Inicialmente, para compreensão do objeto de discussão, faz-se mister uma análise conceitual que precise o núcleo teórico a ser posto em debate, o qual, no presente caso, diz respeito ao ativismo judicial.
Entretanto, antes de analisar diretamente o sentido do ativismo judicial, é de suma importância compreender alguns elementos relevantes que constituem o ativismo judicial, quais sejam, a Judicialização da Política e a Politização da Justiça[1], visto que sem a dimensão desses dois fenômenos típicos do final do século XX, não será possível uma assimilação do que venha a ser o ativismo da magistratura.

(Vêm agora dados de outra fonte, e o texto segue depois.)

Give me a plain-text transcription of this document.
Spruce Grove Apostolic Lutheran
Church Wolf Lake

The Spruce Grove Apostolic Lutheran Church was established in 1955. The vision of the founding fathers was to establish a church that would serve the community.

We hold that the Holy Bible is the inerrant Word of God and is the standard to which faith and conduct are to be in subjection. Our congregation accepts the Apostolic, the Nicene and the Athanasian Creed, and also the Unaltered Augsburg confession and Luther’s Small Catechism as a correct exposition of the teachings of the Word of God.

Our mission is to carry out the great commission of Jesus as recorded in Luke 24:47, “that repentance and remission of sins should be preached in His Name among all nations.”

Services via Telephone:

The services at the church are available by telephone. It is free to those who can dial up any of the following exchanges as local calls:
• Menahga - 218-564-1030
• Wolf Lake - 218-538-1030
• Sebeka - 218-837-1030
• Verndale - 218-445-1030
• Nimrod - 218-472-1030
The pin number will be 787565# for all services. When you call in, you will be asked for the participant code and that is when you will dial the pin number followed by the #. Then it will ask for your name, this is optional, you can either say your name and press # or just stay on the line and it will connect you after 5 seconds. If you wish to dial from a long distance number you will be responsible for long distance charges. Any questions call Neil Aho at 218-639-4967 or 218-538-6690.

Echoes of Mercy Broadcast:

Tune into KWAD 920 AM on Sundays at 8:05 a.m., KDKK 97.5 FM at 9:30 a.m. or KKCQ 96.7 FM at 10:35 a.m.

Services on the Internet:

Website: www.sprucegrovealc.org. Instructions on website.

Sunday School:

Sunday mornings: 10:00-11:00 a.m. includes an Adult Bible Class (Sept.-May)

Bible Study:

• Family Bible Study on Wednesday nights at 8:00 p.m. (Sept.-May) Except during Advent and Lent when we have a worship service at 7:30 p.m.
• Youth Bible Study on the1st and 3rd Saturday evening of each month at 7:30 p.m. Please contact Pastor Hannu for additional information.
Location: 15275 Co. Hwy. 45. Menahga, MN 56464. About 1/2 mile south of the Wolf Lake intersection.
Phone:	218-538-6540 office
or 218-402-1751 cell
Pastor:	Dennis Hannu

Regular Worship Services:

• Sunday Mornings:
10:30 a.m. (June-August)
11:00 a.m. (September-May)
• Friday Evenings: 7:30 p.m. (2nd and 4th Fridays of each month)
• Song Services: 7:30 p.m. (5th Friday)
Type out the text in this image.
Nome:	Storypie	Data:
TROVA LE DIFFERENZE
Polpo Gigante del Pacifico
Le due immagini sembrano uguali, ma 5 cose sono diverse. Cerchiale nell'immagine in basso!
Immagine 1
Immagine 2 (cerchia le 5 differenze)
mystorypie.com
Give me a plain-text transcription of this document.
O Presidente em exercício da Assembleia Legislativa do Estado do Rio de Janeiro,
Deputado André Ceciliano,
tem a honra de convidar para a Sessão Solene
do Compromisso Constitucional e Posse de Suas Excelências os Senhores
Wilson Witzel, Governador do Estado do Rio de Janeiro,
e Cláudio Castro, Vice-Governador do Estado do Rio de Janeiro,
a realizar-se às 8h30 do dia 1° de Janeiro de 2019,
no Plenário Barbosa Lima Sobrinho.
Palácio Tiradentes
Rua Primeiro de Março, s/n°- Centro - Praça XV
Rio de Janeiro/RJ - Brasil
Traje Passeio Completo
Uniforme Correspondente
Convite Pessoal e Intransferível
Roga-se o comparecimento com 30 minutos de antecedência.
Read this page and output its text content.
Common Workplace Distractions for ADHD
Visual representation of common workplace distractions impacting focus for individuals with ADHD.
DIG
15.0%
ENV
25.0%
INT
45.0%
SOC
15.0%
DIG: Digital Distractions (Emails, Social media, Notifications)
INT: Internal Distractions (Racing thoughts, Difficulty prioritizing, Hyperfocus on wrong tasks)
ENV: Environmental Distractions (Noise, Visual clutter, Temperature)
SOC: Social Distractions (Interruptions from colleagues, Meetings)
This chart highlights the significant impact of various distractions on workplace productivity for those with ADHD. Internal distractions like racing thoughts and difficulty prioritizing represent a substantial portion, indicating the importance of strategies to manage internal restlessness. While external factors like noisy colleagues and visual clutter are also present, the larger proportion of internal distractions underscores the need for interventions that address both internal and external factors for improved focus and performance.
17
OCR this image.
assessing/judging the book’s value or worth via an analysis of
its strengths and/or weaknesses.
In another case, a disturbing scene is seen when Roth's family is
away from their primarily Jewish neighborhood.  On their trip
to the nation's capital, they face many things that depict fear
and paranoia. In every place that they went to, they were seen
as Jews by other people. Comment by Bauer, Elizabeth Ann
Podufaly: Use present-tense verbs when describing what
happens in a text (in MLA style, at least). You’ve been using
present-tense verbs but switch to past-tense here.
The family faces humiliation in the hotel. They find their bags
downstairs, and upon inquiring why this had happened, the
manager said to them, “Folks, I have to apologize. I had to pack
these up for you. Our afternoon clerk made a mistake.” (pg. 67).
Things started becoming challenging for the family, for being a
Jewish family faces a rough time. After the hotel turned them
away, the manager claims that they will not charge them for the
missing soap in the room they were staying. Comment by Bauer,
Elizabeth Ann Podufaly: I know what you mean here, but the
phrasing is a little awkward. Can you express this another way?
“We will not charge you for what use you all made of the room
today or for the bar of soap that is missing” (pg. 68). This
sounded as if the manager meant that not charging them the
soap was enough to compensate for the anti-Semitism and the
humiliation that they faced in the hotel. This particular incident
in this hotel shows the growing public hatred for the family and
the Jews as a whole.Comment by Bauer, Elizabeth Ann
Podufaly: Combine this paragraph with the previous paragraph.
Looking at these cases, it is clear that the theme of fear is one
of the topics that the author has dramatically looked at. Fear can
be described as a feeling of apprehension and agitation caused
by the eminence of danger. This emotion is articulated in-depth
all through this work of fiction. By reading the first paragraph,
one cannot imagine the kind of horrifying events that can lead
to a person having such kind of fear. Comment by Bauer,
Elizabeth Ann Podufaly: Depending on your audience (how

Quanto à Judicialização da Política, observa-se que se trata de um fato institucional[2], no qual se manifesta um tipo de juridificação das esferas sociais[3], ou seja, há uma constitucionalização[4] de um conjunto de necessidades como direitos, que dependem de um conjunto de medidas ou programas finalísticos (políticas públicas[5]) para sua materialização, o que implica na possibilidade da utilização da revisão judicial dessas decisões, tornando o Poder Judiciário um órgão de fiscalização da constitucionalidade não só de normas jurídicas, mas também de políticas públicas e da operação funcional das instituições político-democráticas.
Tal fenômeno implica um aumento considerável das competências do Poder Judiciário, o qual passa a ser visto não apenas como um órgão de decidibilidade, mas também como uma arena política, na qual os magistrados funcionam com veto players[6] da construção da governabilidade, ou seja, o próprio exercício das instituições democráticas depende de uma avaliação do Poder Judiciário para verificação se as suas ações possuem enquadramento ou não nas normas constitucionais. Nesse contexto, verifica-se uma ampliação dos poderes do Judiciário, servindo esse poder como uma espécie de sistema imunológico, reagindo de forma contramajoritária em face das distorções dos demais poderes político-representativos.
Desse modo, depreende-se que com esse novo conjunto de competências e responsabilidades, o Poder Judiciário passa a ser objeto de provocação cada vez mais massiva dos jurisdicionados, resultando numa explosão da litigiosidade[7], ou seja, o Poder Judiciário, mormente os tribunais, passa a ter que lidar com um número vultoso de demandas judiciais, principalmente com o objeto adstrito às novas competências atribuídas pela Constituição Federal de 1988.
Assim, a Judicialização da Política[8] significa a ampliação dos poderes decisórios do Judiciário, passando esse Poder do Estado a ter como uma de suas competências verificar a constitucionalidade das normas jurídicas, mas também dos atos administrativos e dos atos de governo, significando uma revisão dos atos políticos pela via judicial, para compreensão e adequação dessa atuação aos objetivos e as metas estabelecidas pela Constituição Federal de 1988.
Por sua vez, a Politização da Justiça constitui um tipo de postura institucional adotada pelos membros da magistratura acerca do contexto da Judicialização da Política, isto é, no contexto da interpretação dos casos que versam tanto sobre normas jurídicas em sentido estrito, como sobre políticas públicas e a atuação das instituições democráticas na condução da governabilidade, esse fato institucional consiste num tipo de postura interpretativa da Constituição que não trabalha na lógica do legislador negativo (sanção/veto)[9], mas numa perspectiva construtivista (destruição/construção) da força normativa da Constituição.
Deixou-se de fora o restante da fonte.